This book contains 180 horror movie reviews; five of the best releases for each year between 1980 and 2016. Each film description contains a synopsis, a list of attributed genres, seven ratings and a three-paragraph review.
Will get your blood pumping
Blade is the condensed adaptation of a vampire universe owned by Marvel Comics. Wesley Snipes plays a strong and agile superhero who confronts a whole vampire council practically solo. Martial arts are his thing, so this is first and foremost an action flick with big effects, exciting choreography, breath-taking stunts and intricate camera work. The pacing is tight and the build-up palpable.

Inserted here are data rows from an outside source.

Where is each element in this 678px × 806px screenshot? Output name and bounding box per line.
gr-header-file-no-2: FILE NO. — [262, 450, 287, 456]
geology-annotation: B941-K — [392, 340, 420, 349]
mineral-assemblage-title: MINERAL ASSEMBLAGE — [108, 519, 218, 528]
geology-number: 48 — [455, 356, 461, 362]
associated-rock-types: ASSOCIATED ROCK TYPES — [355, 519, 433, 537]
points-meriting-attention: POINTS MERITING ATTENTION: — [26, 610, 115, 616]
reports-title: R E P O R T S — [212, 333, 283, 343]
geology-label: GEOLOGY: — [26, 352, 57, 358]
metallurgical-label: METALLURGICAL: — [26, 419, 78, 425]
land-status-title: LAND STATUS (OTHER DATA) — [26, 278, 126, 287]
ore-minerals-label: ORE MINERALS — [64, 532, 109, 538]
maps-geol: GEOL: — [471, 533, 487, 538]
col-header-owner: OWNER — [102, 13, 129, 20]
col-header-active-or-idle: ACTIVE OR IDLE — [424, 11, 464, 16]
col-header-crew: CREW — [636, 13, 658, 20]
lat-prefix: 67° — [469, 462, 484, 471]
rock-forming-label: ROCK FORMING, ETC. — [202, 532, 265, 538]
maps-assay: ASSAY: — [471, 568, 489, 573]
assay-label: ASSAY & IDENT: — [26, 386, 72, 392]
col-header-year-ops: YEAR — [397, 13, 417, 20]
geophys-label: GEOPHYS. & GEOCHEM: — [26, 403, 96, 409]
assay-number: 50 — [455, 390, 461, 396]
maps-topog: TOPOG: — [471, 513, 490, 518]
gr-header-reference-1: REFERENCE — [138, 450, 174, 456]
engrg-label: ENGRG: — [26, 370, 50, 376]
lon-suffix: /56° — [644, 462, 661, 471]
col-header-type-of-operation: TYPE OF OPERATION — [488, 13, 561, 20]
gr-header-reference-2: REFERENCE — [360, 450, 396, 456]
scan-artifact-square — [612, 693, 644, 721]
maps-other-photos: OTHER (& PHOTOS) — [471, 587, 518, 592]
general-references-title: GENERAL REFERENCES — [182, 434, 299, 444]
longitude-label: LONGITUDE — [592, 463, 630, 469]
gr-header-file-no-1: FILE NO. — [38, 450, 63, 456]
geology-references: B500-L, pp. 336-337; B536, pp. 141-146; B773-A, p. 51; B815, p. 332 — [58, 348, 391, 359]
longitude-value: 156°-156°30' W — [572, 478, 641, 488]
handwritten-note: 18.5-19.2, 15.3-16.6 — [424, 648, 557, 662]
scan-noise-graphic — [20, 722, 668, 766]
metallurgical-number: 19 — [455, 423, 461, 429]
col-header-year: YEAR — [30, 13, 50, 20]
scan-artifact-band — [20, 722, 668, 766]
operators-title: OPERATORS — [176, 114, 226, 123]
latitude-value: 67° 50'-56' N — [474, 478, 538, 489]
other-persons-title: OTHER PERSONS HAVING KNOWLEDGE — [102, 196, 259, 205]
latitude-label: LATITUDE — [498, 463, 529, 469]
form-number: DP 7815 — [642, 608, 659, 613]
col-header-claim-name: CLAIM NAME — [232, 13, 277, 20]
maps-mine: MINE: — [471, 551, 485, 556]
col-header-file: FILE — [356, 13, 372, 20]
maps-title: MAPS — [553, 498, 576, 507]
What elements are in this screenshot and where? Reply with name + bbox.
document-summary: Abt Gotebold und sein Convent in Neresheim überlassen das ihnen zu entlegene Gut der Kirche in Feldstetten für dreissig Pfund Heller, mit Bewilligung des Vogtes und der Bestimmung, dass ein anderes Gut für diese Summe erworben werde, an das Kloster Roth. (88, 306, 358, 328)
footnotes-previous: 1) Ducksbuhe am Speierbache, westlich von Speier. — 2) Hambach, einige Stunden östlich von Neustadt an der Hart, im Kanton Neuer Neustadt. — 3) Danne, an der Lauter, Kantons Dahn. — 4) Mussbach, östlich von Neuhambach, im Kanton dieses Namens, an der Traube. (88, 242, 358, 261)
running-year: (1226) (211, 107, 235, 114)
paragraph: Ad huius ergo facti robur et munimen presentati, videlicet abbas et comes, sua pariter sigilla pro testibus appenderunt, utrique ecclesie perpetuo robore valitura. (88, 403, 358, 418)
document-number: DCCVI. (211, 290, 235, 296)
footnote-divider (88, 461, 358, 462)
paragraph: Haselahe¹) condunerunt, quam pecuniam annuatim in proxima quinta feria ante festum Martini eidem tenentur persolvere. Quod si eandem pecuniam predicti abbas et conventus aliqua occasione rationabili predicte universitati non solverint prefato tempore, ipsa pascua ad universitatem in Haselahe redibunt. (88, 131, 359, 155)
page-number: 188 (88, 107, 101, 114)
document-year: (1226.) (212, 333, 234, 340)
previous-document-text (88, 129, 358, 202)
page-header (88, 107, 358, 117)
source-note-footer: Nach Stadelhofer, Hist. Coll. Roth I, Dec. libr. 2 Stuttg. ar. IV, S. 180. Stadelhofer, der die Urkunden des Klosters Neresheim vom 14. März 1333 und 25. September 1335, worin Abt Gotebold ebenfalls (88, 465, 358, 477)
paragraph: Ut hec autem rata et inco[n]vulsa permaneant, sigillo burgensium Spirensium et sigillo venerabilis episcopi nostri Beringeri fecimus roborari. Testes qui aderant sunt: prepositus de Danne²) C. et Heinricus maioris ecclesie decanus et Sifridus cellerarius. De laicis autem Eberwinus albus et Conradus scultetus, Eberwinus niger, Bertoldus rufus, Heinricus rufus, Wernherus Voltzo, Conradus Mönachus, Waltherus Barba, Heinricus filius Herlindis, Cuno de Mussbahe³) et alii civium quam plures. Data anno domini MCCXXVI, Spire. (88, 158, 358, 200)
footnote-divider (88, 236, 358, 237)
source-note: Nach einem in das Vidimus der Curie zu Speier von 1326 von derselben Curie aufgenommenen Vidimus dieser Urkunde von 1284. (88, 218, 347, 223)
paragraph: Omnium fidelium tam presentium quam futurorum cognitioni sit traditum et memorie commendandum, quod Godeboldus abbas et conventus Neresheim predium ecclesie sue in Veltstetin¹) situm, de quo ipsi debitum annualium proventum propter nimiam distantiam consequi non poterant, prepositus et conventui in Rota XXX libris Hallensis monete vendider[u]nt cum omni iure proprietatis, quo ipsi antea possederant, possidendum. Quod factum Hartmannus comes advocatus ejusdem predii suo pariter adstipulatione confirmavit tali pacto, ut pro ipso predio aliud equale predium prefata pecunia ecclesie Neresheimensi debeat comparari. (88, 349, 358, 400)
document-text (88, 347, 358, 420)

Blade, like most blockbusters, is a nicely packaged and saturated concoction of subgenre tropes. The fights are massive, unique and usually supported by enticing techno trance tracks; a curious vibe we are introduced to early on, courtesy of Traci Lords. She, horror pillars Udo Kier and Stephen Dorff play key vampires. They are impervious to pain, taboos and are so cold they appear genderless.
The film is crafted by masters of their arts. The directing and photography are impeccable; occasionally hindered by post-production constraints but not distractedly. The gimmick is strong, the script brilliant but dumbed down to remain accessible. 1998’s Blade is representative of its time. Arrogant, aggressive yet classy, it immortalizes short but memorable trends of the dying millennium.